Distributed tracing is the idea of tracing a network request as it travels through your services, as it would be in a microservices based architecture. The primary reason you may want to do is to troubleshoot or monitor the latency of a request as it travels through the different services.
In this post we will see a demo of how we can introduce distributed tracing into a Python network stack communicating via HTTP. We have a service demo which is a Flask application, which listens on /. The handler for / calls another service service1 via HTTP. We want to be able to see how much time a request spends in each service by introducing distributed tracing. Before we get to the code, let's talk briefly about a few concepts.
Distributed Tracing concepts
Roughly, a call to an "external service" starts a span. We can have a span nested within another span in a tree like fashion. All the spans in the context of a single request would form a trace.

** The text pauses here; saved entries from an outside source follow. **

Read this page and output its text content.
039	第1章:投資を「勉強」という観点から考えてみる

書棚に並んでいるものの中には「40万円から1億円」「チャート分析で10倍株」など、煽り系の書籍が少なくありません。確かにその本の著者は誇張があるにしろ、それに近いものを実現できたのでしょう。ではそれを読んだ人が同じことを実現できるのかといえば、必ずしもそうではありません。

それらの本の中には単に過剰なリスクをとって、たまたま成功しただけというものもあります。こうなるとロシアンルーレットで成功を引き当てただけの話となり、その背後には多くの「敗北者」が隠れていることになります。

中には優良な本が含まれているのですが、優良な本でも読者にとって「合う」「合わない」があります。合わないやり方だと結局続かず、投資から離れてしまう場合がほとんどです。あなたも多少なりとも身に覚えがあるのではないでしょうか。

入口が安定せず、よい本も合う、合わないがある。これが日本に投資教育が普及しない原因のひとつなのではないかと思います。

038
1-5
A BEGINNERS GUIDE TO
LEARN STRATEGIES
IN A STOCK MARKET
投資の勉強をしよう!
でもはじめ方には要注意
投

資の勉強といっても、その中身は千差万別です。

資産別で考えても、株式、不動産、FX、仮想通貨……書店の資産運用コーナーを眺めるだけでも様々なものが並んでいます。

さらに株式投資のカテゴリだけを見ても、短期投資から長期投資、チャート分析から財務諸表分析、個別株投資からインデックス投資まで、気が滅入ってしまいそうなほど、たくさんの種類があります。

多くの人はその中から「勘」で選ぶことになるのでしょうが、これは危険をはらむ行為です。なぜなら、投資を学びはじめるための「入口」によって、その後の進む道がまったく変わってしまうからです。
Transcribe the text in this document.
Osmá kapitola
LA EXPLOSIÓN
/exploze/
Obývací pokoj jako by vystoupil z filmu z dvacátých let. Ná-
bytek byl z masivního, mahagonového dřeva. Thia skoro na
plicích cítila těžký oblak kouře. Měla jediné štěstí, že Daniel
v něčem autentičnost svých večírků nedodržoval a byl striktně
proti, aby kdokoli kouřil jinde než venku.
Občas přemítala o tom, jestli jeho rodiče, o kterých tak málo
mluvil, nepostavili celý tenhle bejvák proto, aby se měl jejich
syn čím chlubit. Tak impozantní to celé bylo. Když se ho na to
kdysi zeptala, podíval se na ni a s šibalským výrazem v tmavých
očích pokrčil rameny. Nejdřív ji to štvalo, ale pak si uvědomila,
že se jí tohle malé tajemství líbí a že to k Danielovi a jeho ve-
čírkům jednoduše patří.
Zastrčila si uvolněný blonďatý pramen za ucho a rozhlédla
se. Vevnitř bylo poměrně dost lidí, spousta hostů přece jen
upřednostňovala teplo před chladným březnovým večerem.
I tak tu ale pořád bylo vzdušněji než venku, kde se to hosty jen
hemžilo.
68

Something like the following would perhaps explain it better in the context of our demo and service network application stack:
<-------------------- Trace ------------------------------------ > Start Root Span Start a nested span External Request -> Demo HTTP app ---> Service 1 HTTP app ---> Process
The span that is started from the service1 is designated as a child of the root span which was started from the demo application. In the context of Python, we can think of a span as a context manager and one context manager living within another context manager. And all these "contexts" together forming a trace.

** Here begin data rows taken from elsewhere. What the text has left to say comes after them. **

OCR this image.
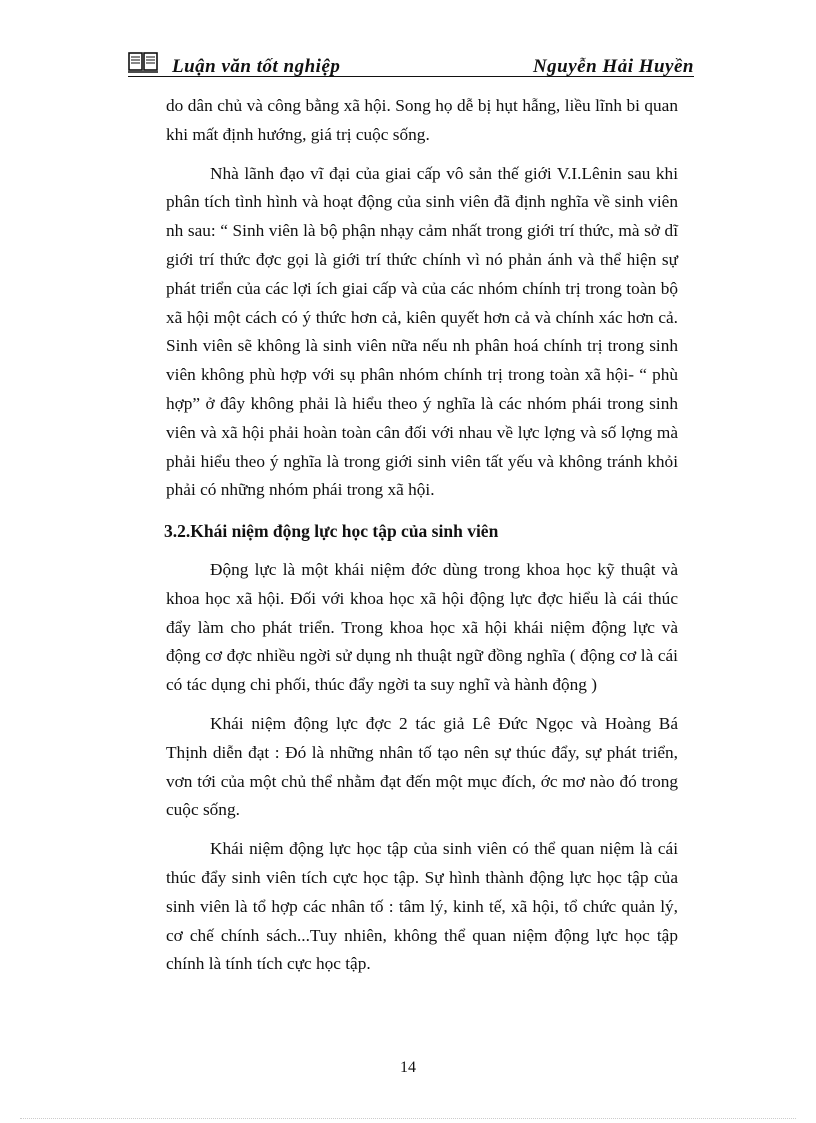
Luận văn tốt nghiệp	Nguyễn Hải Huyền

do dân chủ và công bằng xã hội. Song họ dễ bị hụt hẫng, liều lĩnh bi quan khi mất định hướng, giá trị cuộc sống.

Nhà lãnh đạo vĩ đại của giai cấp vô sản thế giới V.I.Lênin sau khi phân tích tình hình và hoạt động của sinh viên đã định nghĩa về sinh viên nh sau: “ Sinh viên là bộ phận nhạy cảm nhất trong giới trí thức, mà sở dĩ giới trí thức đợc gọi là giới trí thức chính vì nó phản ánh và thể hiện sự phát triển của các lợi ích giai cấp và của các nhóm chính trị trong toàn bộ xã hội một cách có ý thức hơn cả, kiên quyết hơn cả và chính xác hơn cả. Sinh viên sẽ không là sinh viên nữa nếu nh phân hoá chính trị trong sinh viên không phù hợp với sụ phân nhóm chính trị trong toàn xã hội- “ phù hợp” ở đây không phải là hiểu theo ý nghĩa là các nhóm phái trong sinh viên và xã hội phải hoàn toàn cân đối với nhau về lực lợng và số lợng mà phải hiểu theo ý nghĩa là trong giới sinh viên tất yếu và không tránh khỏi phải có những nhóm phái trong xã hội.

3.2.Khái niệm động lực học tập của sinh viên

Động lực là một khái niệm đớc dùng trong khoa học kỹ thuật và khoa học xã hội. Đối với khoa học xã hội động lực đợc hiểu là cái thúc đẩy làm cho phát triển. Trong khoa học xã hội khái niệm động lực và động cơ đợc nhiều ngời sử dụng nh thuật ngữ đồng nghĩa ( động cơ là cái có tác dụng chi phối, thúc đẩy ngời ta suy nghĩ và hành động )

Khái niệm động lực đợc 2 tác giả Lê Đức Ngọc và Hoàng Bá Thịnh diễn đạt : Đó là những nhân tố tạo nên sự thúc đẩy, sự phát triển, vơn tới của một chủ thể nhằm đạt đến một mục đích, ớc mơ nào đó trong cuộc sống.

Khái niệm động lực học tập của sinh viên có thể quan niệm là cái thúc đẩy sinh viên tích cực học tập. Sự hình thành động lực học tập của sinh viên là tổ hợp các nhân tố : tâm lý, kinh tế, xã hội, tổ chức quản lý, cơ chế chính sách...Tuy nhiên, không thể quan niệm động lực học tập chính là tính tích cực học tập.

14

From the above it is somewhat clear (or not) that, the start of each span initiates a "timer" which then on the request's way back (or end of the span) is used to calculate the time the span lasted for. So, we need to have some thing (or things) which has to:
- Emit these data
- Recieve these data
- Allow us to collate them together and make it available to us for each trace or request.
This brings us to our next section.
zipkin is a distributed tracing system which gives us the last two of the above requirements. How we emit these data from our application (the first point above) is dependent on the language we have written the application in and the distributed tracing system we chose for the last two requirements. In our case, py_zipkin solves our problem.

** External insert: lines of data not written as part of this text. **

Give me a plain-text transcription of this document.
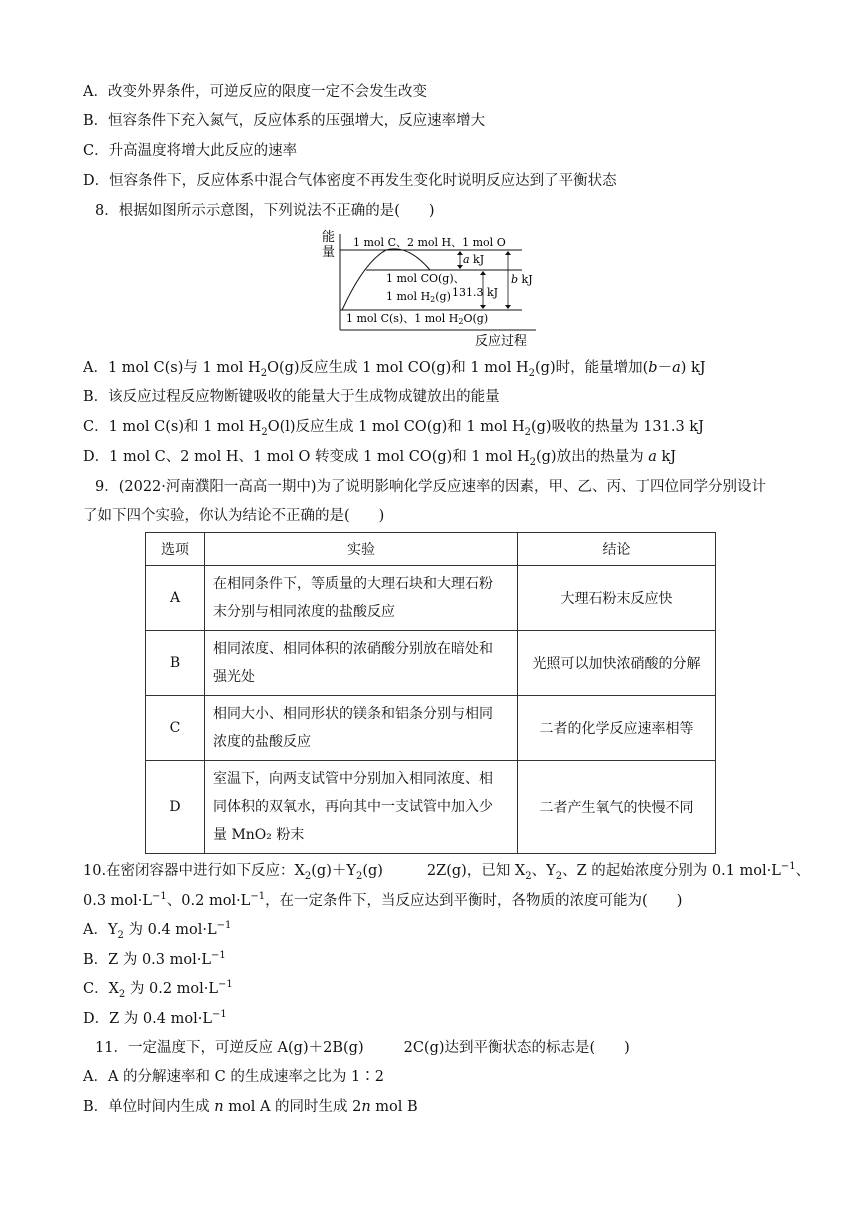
A．改变外界条件，可逆反应的限度一定不会发生改变
B．恒容条件下充入氮气，反应体系的压强增大，反应速率增大
C．升高温度将增大此反应的速率
D．恒容条件下，反应体系中混合气体密度不再发生变化时说明反应达到了平衡状态
8．根据如图所示示意图，下列说法不正确的是(　　)
能
量
反应过程
1 mol C、2 mol H、1 mol O
1 mol CO(g)、
1 mol H2(g)
1 mol C(s)、1 mol H2O(g)
a kJ
131.3 kJ
b kJ
A．1 mol C(s)与 1 mol $H_2O(g)$反应生成 1 mol CO(g)和 1 mol $H_2(g)$时，能量增加(b－a) kJ
B．该反应过程反应物断键吸收的能量大于生成物成键放出的能量
C．1 mol C(s)和 1 mol $H_2O(l)$反应生成 1 mol CO(g)和 1 mol $H_2(g)$吸收的热量为 131.3 kJ
D．1 mol C、2 mol H、1 mol O 转变成 1 mol CO(g)和 1 mol $H_2(g)$放出的热量为 a kJ
9．(2022·河南濮阳一高高一期中)为了说明影响化学反应速率的因素，甲、乙、丙、丁四位同学分别设计
了如下四个实验，你认为结论不正确的是(　　)
选项	实验	结论
A	在相同条件下，等质量的大理石块和大理石粉
末分别与相同浓度的盐酸反应	大理石粉末反应快
B	相同浓度、相同体积的浓硝酸分别放在暗处和
强光处	光照可以加快浓硝酸的分解
C	相同大小、相同形状的镁条和铝条分别与相同
浓度的盐酸反应	二者的化学反应速率相等
D	室温下，向两支试管中分别加入相同浓度、相
同体积的双氧水，再向其中一支试管中加入少
量 MnO₂ 粉末	二者产生氧气的快慢不同
10.在密闭容器中进行如下反应：$X_2(g)+Y_2(g)$	2Z(g)，已知 $X_2$、$Y_2$、Z 的起始浓度分别为 0.1 $mol\cdot L^{-1}$、
0.3 $mol\cdot L^{-1}$、0.2 $mol\cdot L^{-1}$，在一定条件下，当反应达到平衡时，各物质的浓度可能为(　　)
A．$Y_2$ 为 0.4 $mol\cdot L^{-1}$
B．Z 为 0.3 $mol\cdot L^{-1}$
C．$X_2$ 为 0.2 $mol\cdot L^{-1}$
D．Z 为 0.4 $mol\cdot L^{-1}$
11．一定温度下，可逆反应 A(g)＋2B(g)	2C(g)达到平衡状态的标志是(　　)
A．A 的分解速率和 C 的生成速率之比为 1∶2
B．单位时间内生成 n mol A 的同时生成 2n mol B
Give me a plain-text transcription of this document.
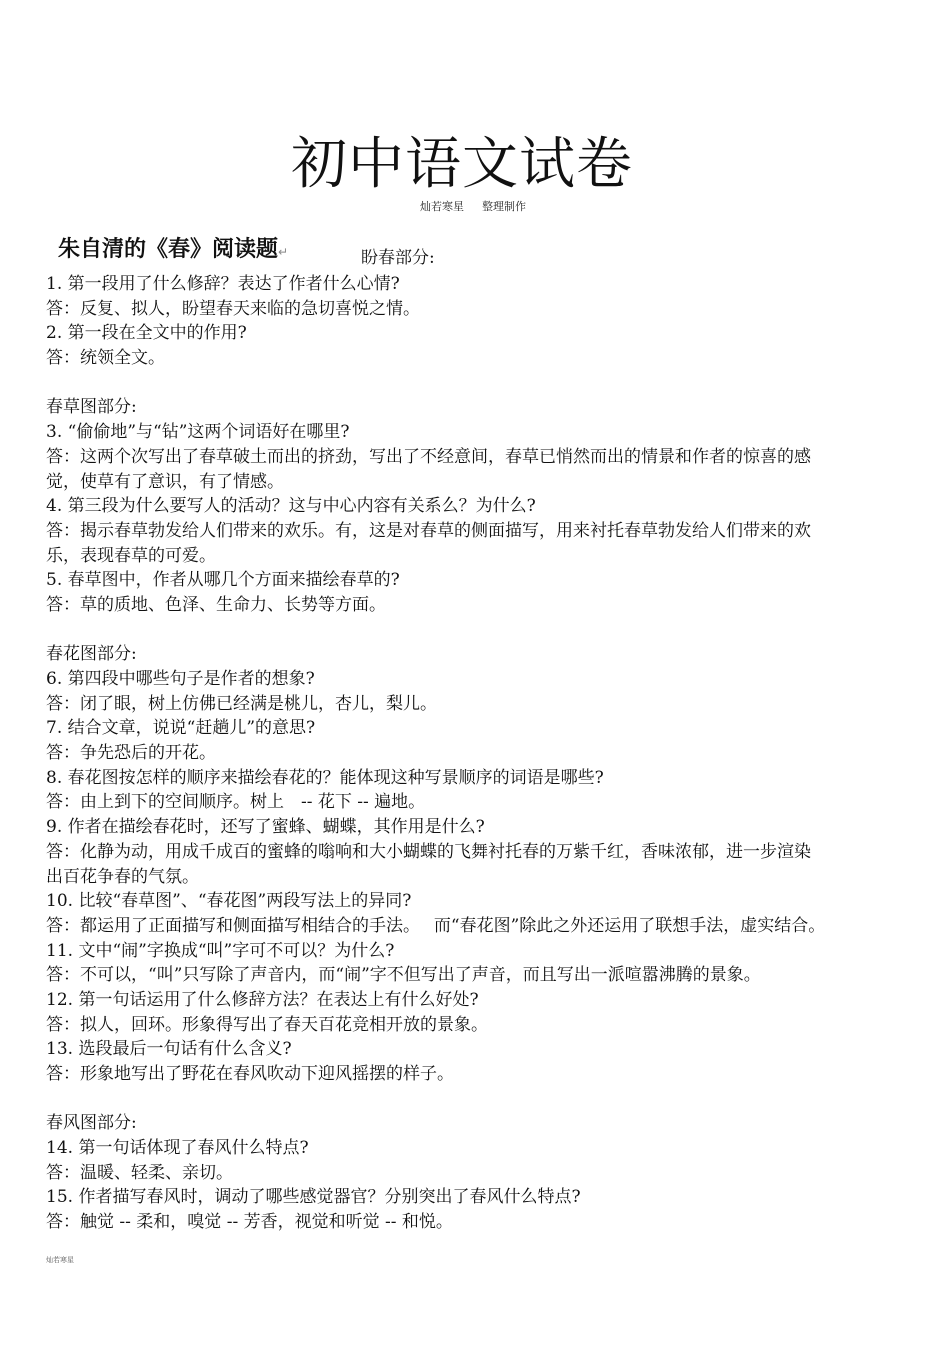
初中语文试卷
灿若寒星 整理制作
朱自清的《春》阅读题↵	盼春部分:
1. 第一段用了什么修辞？表达了作者什么心情?
答：反复、拟人，盼望春天来临的急切喜悦之情。
2. 第一段在全文中的作用?
答：统领全文。
春草图部分:
3. “偷偷地”与“钻”这两个词语好在哪里?
答：这两个次写出了春草破土而出的挤劲，写出了不经意间，春草已悄然而出的情景和作者的惊喜的感
觉，使草有了意识，有了情感。
4. 第三段为什么要写人的活动？这与中心内容有关系么？为什么?
答：揭示春草勃发给人们带来的欢乐。有，这是对春草的侧面描写，用来衬托春草勃发给人们带来的欢
乐，表现春草的可爱。
5. 春草图中，作者从哪几个方面来描绘春草的?
答：草的质地、色泽、生命力、长势等方面。
春花图部分:
6. 第四段中哪些句子是作者的想象?
答：闭了眼，树上仿佛已经满是桃儿，杏儿，梨儿。
7. 结合文章，说说“赶趟儿”的意思?
答：争先恐后的开花。
8. 春花图按怎样的顺序来描绘春花的？能体现这种写景顺序的词语是哪些?
答：由上到下的空间顺序。树上　-- 花下 -- 遍地。
9. 作者在描绘春花时，还写了蜜蜂、蝴蝶，其作用是什么?
答：化静为动，用成千成百的蜜蜂的嗡响和大小蝴蝶的飞舞衬托春的万紫千红，香味浓郁，进一步渲染
出百花争春的气氛。
10. 比较“春草图”、“春花图”两段写法上的异同?
答：都运用了正面描写和侧面描写相结合的手法。　 而“春花图”除此之外还运用了联想手法，虚实结合。
11. 文中“闹”字换成“叫”字可不可以？为什么?
答：不可以，“叫”只写除了声音内，而“闹”字不但写出了声音，而且写出一派喧嚣沸腾的景象。
12. 第一句话运用了什么修辞方法？在表达上有什么好处?
答：拟人，回环。形象得写出了春天百花竞相开放的景象。
13. 选段最后一句话有什么含义?
答：形象地写出了野花在春风吹动下迎风摇摆的样子。
春风图部分:
14. 第一句话体现了春风什么特点?
答：温暖、轻柔、亲切。
15. 作者描写春风时，调动了哪些感觉器官？分别突出了春风什么特点?
答：触觉 -- 柔和，嗅觉 -- 芳香，视觉和听觉 -- 和悦。
灿若寒星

First, we will start zipkin with elasticsearch as the backend as docker containers. So, you need to have docker installed. To get the data in elasticsearch persisted, we will first create a data container as follows:
$ docker create --name esdata openzipkin/zipkin-elasticsearch
Then, download my code from here and:
$ wget .. $ unzip .. $ cd tracing/http_collector $ ./start_zipkin.sh .. .. zipkin | 2017-03-28 03:48:00.936 INFO 9 --- [ main] zipkin.server.ZipkinServer Started ZipkinServer in 7.36 seconds (JVM running for 8.595)
If you now go to http://localhost:9411/ in your browser, you will see the Zipkin Web UI.
Now, let's install the two libraries we need from the requirements.txt via pip install -r requirements.txt.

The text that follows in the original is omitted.